D’autre part, le déroulement des faits qui résulte des déclarations de leur auteur, les constatations réalisées par les enquêteurs ainsi que le rapport d’autopsie et l’expertise médico-légale démontrent que [S] [O], qui a reçu de multiples coups de pied et de poing, et qui a été frappée à l’aide d’un chausse-pied et d’un couteau, à de nombreuses reprises, a tenté de se défendre et a nécessairement eu conscience de la gravité de son état et du caractère inéluctable de son décès.
[S] [O] a d’autant plus eu conscience de l’imminence de sa mort que les blessures qui lui ont été infligées n’ont pas, pour un certain nombre d’elles touché d’organes vitaux, et qu’elle est décédée plusieurs minutes après la survenance des premiers coups.
Le préjudice de souffrances endurées et le préjudice d’angoisse de mort imminente de [S] [O] sont indemnisés ensemble, comme demandé et non contesté par le FGTI. Ils sont évalués par la cour à la somme de 90.000 euros.
Il est par suite alloué à chacun des trois ayants droit de [S] [O] la somme de 30.000 euros.
Sur le préjudice d’affection de M. [W] [P]
M. [W] [P] est marié avec [X] [O], fille aînée de la victime depuis 1995 avec laquelle il est en couple depuis 1985 et avec qui il a eu deux filles aujourd’hui majeures. Il rencontrait régulièrement sa belle -mère, notamment à chaque événement familial.

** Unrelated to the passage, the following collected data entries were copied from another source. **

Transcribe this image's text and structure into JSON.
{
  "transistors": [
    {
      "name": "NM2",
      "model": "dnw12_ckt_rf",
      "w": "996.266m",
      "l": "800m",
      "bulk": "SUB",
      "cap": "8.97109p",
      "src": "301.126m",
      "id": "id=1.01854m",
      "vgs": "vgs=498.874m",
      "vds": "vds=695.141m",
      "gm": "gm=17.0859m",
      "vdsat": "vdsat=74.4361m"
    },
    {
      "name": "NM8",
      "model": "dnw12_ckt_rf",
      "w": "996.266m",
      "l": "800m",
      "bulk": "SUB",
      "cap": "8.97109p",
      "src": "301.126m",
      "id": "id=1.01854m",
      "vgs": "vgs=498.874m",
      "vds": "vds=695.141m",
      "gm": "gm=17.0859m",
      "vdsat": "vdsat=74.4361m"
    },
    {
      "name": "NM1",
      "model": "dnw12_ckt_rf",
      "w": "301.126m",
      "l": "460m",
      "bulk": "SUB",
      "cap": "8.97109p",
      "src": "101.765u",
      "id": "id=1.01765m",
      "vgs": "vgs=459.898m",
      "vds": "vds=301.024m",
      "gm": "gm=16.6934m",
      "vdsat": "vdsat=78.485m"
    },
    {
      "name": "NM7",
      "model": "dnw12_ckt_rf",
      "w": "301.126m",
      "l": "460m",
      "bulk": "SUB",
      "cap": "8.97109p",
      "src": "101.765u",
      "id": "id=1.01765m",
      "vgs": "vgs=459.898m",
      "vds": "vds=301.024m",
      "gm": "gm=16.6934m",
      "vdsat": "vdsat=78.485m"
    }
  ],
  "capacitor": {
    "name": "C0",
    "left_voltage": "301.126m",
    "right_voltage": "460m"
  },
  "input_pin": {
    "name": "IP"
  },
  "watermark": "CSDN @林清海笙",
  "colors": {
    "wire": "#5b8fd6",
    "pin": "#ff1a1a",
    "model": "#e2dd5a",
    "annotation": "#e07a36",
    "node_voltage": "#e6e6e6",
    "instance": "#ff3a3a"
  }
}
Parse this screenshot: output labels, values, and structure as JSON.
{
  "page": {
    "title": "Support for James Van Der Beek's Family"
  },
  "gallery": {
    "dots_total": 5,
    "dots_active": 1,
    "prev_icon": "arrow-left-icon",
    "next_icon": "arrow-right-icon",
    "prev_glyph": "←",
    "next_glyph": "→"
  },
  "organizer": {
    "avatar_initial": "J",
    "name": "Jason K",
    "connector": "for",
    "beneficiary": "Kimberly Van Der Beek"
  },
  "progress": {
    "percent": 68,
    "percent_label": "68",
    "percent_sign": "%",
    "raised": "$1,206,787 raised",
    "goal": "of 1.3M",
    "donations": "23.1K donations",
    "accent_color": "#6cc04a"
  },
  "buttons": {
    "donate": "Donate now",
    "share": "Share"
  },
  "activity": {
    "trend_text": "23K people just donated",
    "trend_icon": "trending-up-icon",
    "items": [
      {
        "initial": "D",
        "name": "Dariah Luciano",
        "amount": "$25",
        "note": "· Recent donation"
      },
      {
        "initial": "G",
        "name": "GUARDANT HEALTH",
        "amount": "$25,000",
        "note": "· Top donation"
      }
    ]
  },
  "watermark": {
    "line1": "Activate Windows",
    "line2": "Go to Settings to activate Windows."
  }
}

Le décès de celle-ci dans les circonstances dramatiques relatées ci-dessus justifie de lui allouer la somme de 3.000 euros en réparation de son préjudice d’affection.
PAR CES MOTIFS
Reçoit l’intervention volontaire de M. [M] [O] et de Mme [E] [O],
Infirme le jugement déféré en ce qu’il a alloué la somme de 45 000 euros à Mme [X] [O] [P], et celle de 7.000 euros à chacune à Mme [H] [P] et Mme [G] [P], et rejeté la demande de M. [W] [P],
Statuant à nouveau dans cette limite,
Fixe l’indemnisation des souffrances endurées et du préjudice d’angoisse de mort imminente, subi par [S] [O] à la somme globale de 90.000 euros,
Alloue en conséquence à Mme [X] [O] [P], M. [M] [O] et Mme [E] [O], héritiers de [S] [O], en deniers ou quittances, provisions et somme versée en vertu de l’exécution provisoire non déduites, la somme de 30.000 euros à chacun d’eux, avec intérêts au taux légal à compter du présent arrêt,
Dit que le préjudice d’affection de Mme [X] [O] [P], de Mme [H] [P] et de Mme [G] [P] a été indemnisé selon protocoles d’accord homologués par le président de la CIVI de Paris le 10 décembre 2021, et qu’il n’y a pas lieu à une autre indemnisation de ce chef,
Alloue à M. [W] [P] la somme de 3.000 € au titre de son préjudice d’affection,
Confirme le jugement entrepris pour le surplus,
Laisse les dépens d’appel à la charge de l’Etat,
Dit que les avocats en la cause en ayant fait la demande, pourront, chacun en ce qui le concerne, recouvrer sur la partie condamnée, ceux des dépens dont ils auraient fait l’avance sans avoir reçu provision en application de l’article 699 du code de procédure civile.